Later, Dick lit a cigarette and blew smoke in Jen's direction while she was eating. Jen attempted to grab the cigarette from Dick to which Dick burnt Jen's hand with his cigarette. Jen began to yell that Dick burned her on purpose. This incident ended with Dick yelling at Jen. Jen burst into tears and Jameka pulled Jen away from the confrontation and to the bathroom. Neither Jen nor Dick was expelled from the House and Jen was evicted on Day 55. Jen said to the Associated Press: "I definitely think he should have been kicked out, but obviously he was definitely entertainment for the show, so that's why he was not."

Another HouseGuest, Amber, garnered national attention after making what were considered anti-Semitic statements. Hollywood news conglomeration Defamer criticized Amber's sentiments. Notably, aggregate TMZ reported about Amber's remarks, especially those about being able to recognize a Jew by the size of their nose or their last name. Abraham Foxman, National Director of the Anti-Defamation League told the website: "It's offensive. It's part of the unintended consequences of the communications revolution. Anybody can say what they do - but reality shows are now giving license to these expressions of anti-Semitism. Now, all of a sudden, the world is privy to their bigotry and it's on national television... then enhanced on YouTube. What they've done is distributed anti-Semitism – which started as a private conversation – and by putting it on a reality TV show broadcast it to the world at large. I want CBS to understand they are facilitating anti-Semitism. They should act responsibly to the community; they are legitimizing bigoted conversation."
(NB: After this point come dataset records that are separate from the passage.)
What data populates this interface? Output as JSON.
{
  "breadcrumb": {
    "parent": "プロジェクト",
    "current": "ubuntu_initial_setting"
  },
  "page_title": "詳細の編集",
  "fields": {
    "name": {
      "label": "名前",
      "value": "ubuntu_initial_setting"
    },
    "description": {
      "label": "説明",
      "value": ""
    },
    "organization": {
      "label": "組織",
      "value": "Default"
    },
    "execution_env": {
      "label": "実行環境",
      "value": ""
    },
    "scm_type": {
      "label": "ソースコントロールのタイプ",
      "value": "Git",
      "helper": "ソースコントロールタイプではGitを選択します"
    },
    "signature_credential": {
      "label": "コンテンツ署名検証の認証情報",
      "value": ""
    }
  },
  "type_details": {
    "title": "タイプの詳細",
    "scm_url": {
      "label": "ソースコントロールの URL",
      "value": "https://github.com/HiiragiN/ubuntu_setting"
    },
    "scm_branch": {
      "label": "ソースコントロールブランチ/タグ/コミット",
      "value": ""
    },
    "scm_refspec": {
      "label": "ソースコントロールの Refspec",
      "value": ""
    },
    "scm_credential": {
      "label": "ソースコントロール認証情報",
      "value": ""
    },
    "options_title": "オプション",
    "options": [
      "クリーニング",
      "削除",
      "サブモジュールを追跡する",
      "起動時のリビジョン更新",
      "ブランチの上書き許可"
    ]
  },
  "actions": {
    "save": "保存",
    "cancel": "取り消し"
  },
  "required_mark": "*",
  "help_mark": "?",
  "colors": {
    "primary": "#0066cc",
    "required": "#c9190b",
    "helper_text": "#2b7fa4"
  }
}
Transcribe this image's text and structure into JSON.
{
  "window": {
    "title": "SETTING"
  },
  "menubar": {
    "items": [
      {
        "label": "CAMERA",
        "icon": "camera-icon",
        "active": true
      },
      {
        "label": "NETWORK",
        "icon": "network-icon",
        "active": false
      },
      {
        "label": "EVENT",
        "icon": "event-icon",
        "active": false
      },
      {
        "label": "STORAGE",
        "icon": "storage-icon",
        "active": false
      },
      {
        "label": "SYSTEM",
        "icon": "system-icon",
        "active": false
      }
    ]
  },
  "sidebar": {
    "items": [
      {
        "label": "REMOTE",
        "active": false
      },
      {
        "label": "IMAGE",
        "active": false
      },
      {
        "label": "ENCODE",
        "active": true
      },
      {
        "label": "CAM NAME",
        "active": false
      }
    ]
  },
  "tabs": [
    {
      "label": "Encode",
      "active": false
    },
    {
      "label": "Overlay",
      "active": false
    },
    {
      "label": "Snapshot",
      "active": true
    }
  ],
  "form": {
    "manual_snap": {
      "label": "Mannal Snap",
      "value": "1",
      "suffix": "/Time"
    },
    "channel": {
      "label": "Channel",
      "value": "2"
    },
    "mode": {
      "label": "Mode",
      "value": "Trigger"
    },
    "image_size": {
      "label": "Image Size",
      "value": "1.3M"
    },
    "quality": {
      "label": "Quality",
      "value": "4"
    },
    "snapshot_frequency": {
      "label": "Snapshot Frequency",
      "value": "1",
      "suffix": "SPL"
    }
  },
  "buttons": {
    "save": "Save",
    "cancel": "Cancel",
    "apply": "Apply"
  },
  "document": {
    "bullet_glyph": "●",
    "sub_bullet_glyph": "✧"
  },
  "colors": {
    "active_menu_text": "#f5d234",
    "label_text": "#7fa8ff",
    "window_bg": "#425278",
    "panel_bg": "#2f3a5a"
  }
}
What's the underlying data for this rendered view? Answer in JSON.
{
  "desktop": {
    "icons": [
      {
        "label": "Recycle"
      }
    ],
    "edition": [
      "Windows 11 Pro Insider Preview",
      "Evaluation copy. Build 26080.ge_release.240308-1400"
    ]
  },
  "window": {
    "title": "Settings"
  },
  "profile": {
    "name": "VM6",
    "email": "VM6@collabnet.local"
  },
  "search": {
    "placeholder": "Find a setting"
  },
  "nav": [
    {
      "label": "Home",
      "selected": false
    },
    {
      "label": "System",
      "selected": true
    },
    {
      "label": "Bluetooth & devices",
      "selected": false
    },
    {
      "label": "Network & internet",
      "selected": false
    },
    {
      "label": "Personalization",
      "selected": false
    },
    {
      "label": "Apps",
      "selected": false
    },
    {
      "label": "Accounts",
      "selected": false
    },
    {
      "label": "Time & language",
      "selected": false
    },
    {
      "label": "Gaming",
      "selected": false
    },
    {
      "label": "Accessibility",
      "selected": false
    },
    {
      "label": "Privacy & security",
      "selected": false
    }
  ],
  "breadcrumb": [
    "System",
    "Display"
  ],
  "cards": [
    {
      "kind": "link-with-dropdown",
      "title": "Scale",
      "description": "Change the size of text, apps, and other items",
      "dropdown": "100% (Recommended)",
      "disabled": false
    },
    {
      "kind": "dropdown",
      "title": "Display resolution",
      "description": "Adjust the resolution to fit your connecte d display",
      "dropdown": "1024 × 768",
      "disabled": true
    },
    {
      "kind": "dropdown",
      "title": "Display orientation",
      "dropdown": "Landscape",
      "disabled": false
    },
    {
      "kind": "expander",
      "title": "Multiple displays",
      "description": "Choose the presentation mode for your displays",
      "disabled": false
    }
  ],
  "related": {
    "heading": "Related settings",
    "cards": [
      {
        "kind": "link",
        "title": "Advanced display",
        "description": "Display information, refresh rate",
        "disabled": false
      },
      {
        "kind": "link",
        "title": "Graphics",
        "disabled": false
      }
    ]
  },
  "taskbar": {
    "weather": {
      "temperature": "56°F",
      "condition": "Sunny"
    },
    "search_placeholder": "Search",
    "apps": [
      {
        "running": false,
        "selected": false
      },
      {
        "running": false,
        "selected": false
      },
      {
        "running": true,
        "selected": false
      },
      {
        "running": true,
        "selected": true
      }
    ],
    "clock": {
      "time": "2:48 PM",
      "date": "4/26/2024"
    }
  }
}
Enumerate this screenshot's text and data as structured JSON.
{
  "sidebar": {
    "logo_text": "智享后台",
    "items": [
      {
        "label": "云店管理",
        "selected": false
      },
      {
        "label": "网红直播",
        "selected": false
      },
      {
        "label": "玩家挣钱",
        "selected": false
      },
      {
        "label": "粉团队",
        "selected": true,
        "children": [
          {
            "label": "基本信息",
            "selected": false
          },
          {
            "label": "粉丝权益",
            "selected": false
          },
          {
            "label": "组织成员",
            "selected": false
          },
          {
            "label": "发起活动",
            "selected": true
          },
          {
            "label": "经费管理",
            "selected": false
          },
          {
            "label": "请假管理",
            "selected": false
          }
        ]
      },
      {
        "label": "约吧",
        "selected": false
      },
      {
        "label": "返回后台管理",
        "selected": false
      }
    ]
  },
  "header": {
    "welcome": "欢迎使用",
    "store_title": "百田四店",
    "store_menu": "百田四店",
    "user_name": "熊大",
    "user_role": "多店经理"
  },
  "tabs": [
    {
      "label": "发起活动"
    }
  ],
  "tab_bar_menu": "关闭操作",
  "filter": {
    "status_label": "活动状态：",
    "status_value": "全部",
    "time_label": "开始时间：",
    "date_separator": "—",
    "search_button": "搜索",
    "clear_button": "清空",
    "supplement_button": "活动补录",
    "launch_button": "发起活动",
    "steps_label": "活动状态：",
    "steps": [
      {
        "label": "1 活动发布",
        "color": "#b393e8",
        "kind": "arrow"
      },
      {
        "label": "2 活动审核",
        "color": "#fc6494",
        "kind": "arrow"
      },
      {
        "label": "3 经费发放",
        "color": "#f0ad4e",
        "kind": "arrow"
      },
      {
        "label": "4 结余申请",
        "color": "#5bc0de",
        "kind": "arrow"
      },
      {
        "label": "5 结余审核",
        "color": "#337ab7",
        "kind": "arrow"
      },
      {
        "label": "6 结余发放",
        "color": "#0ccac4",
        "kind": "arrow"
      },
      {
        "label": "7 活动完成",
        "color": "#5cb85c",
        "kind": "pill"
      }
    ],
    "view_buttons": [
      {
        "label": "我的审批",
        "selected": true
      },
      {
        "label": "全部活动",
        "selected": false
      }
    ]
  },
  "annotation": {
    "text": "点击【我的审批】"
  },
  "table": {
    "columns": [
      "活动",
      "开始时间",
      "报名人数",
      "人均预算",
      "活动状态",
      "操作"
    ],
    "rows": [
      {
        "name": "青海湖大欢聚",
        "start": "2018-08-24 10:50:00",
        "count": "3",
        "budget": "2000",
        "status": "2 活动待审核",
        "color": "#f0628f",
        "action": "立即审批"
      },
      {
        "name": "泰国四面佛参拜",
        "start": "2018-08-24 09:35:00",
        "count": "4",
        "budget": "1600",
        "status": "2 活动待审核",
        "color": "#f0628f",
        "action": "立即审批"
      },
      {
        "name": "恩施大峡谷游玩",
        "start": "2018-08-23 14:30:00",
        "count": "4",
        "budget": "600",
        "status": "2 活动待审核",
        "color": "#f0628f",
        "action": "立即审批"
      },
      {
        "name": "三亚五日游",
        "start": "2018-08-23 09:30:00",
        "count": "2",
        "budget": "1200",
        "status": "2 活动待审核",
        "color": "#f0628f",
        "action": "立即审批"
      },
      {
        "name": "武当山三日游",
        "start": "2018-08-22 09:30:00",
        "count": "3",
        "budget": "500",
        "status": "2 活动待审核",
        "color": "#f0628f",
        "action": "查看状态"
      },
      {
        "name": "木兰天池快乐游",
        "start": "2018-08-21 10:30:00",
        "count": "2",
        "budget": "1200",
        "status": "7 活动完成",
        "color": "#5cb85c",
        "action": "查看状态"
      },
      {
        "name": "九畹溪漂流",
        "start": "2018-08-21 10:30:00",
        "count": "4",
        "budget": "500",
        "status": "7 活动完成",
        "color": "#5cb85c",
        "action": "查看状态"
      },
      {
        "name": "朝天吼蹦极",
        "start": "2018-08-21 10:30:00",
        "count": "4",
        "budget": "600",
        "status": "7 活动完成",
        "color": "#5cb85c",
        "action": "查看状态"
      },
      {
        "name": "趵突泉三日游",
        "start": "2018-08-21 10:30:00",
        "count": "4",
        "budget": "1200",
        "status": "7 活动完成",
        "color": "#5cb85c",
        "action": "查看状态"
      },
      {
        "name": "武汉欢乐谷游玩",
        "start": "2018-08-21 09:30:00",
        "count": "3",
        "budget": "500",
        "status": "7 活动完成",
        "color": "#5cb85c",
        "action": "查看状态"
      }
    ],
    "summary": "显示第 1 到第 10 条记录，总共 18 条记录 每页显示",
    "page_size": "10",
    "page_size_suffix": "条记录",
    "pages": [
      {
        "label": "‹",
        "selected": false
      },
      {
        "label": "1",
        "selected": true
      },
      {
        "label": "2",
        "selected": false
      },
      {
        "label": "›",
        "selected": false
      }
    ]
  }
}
This impelled CBS to release a statement about the controversy:

"BIG BROTHER is a reality show about watching a group of people who have no privacy 24/7 - and seeing every moment of their lives. At times, the HouseGuests reveal prejudices and other beliefs that we do not condone. We certainly find the statements made by Amber Siyavus on the live Internet feed to be offensive and they will not be part of any future broadcast on the CBS Television Network. Any views or opinions expressed in personal commentary by a HouseGuest appearing on BIG BROTHER 8, either on any live feed from the House or the broadcast, are those of the individual(s) speaking and do not represent the views or opinions of CBS or the producers of the program."

The Associated Press will decline to interview Amber and Jameka if they are members of the Jury, due to the fact that they are not allowed to ask both contestants about Amber's comments. A CBS spokesperson reported that asking Amber or Jameka about Amber's comments could influence the jury voters and affect the integrity of the game.

Due to the controversy surrounding offensive remarks and controversial behavior made by several HouseGuests, this season CBS did not allow the media or even companion show House Calls: The Big Brother Talk Show to interview evicted HouseGuests who are a part of the jury of seven to vote for the winner of Big Brother 8 beginning with Amber. They were allowed to interview the HouseGuests after Big Brother 8 was over. Big Brother and CBS issued a statement addressing the situation:
We have made jury members of Big Brother available to the press the past few seasons always with the proviso that their questions not inform the ejected HouseGuest of influences outside his or her personal experience in the House. This season several cast members have made either offensive statements or exhibited controversial behavior, we respect journalist interests and rights to pose questions about these statements but believe at the same time doing so could provide information that influences the final vote and potential outcome of this twelve-week competition. For that reason the remaining jurors will not be made available to the media for the duration of the program. They will be made available to the press after the Big Brother finale on September 18.